Takstar TS-2260 with DAP

The TS-2260’s treble is somewhat unusual. It’s slightly forward in the lower bands but the upper treble is attenuated. Despite its upper treble roll-off, the treble is clear and provides ample detail retrieval. It doesn’t sound as laid-back as you might expect but it is certainly smooth.

There’s no sibilance and percussion attacks are sufficiently crisp. It’s not a sparkly or vibrant treble but has a fairly good timbre and extension.

Soundstage and Technicalities

The soundstage has moderate width mixed with good depth. The stage position is neutral with vocals placed slightly back from the listener. The virtual space created is larger than one might expect for a bass-heavy IEM. Thanks to its overall control and neutrality of the core midrange, the TS-2260 doesn’t suffer from congestion or a muddy wall of sound; the instrument separation is adequate to prevent any stuffiness.


CCA CRA ($14)
CCA CRA review featured
Ts-2260 vs CRA
Takstar TS-2260 (red) vs CCA CRA (grey).

The CCA CRA (review here) has a single dynamic driver. Its overall tone is brighter than the TS-2260. Both IEMs have a significant sub-bass boost but it’s less prevalent on the CRA. CRA’s bass has more mid-bass and better definition while the TS-2260’s bass has more sub-bass rumble.

Vocals are more forward and closer in line with the bass on the CRA. They’re more intimate too, in terms of stage position. Spacing is better here too as the CRA spreads its stage wider albeit closer to the listener.

CRA’s treble is more upfront, especially its upper treble. It’s more energetic and shows occasional signs of sibilance.

CCZ Coffee Bean ($16)
CCZ Coffee Bean review featured
Ts-2260 vs Coffee Bean
Takstar TS-2260 (red) vs CCZ Coffee Bean (grey).
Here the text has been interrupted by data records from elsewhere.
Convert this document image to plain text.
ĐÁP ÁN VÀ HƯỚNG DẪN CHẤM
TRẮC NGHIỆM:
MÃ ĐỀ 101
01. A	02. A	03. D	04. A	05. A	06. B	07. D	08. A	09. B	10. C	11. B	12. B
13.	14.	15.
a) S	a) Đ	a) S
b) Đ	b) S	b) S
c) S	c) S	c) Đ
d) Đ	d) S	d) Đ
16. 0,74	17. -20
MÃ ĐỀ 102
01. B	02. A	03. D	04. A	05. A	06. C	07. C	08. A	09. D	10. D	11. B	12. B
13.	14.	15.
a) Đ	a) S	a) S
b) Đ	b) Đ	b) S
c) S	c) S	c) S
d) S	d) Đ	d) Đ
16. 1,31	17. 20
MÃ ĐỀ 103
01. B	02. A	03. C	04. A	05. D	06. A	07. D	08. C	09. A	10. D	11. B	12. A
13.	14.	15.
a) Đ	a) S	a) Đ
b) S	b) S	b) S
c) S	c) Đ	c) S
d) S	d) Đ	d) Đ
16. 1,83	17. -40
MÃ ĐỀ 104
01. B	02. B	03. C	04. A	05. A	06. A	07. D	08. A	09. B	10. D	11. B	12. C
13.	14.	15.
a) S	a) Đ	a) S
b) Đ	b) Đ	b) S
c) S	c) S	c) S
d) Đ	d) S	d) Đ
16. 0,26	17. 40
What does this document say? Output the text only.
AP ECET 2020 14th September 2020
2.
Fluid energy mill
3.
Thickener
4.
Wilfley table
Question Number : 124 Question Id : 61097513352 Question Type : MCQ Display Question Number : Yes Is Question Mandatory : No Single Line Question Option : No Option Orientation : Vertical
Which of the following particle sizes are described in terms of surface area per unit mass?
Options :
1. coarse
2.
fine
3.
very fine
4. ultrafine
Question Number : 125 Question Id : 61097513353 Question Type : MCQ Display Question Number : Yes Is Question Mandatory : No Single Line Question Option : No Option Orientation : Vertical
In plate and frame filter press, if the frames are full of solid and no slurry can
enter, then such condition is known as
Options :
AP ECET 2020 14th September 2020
The CCZ Coffee Bean (review here) has a single dynamic driver. It has a similar presentation to the TS-2260 i.e. warm and full-bodied. The Bean’s sub-bass is impressively big but not as extreme as the Takstar’s. The CCZ has more mid-bass impact.

Both IEMs are similar in the midrange. They’re on the warmer side of neutral with slightly recessed vocals but adequate clarity. The Coffee Bean has some added upper treble presence making it a tad brighter.

Takstar TS-2260 with Shanling Q1 DAP


The Takstar TS-2260 has a smooth, warm and engaging sound. It won’t suit those looking for neutrality or technical mastery. But for those who want a musical presentation with a non-fatiguing treble and gobs of bass, you’ll feel right at home with this one.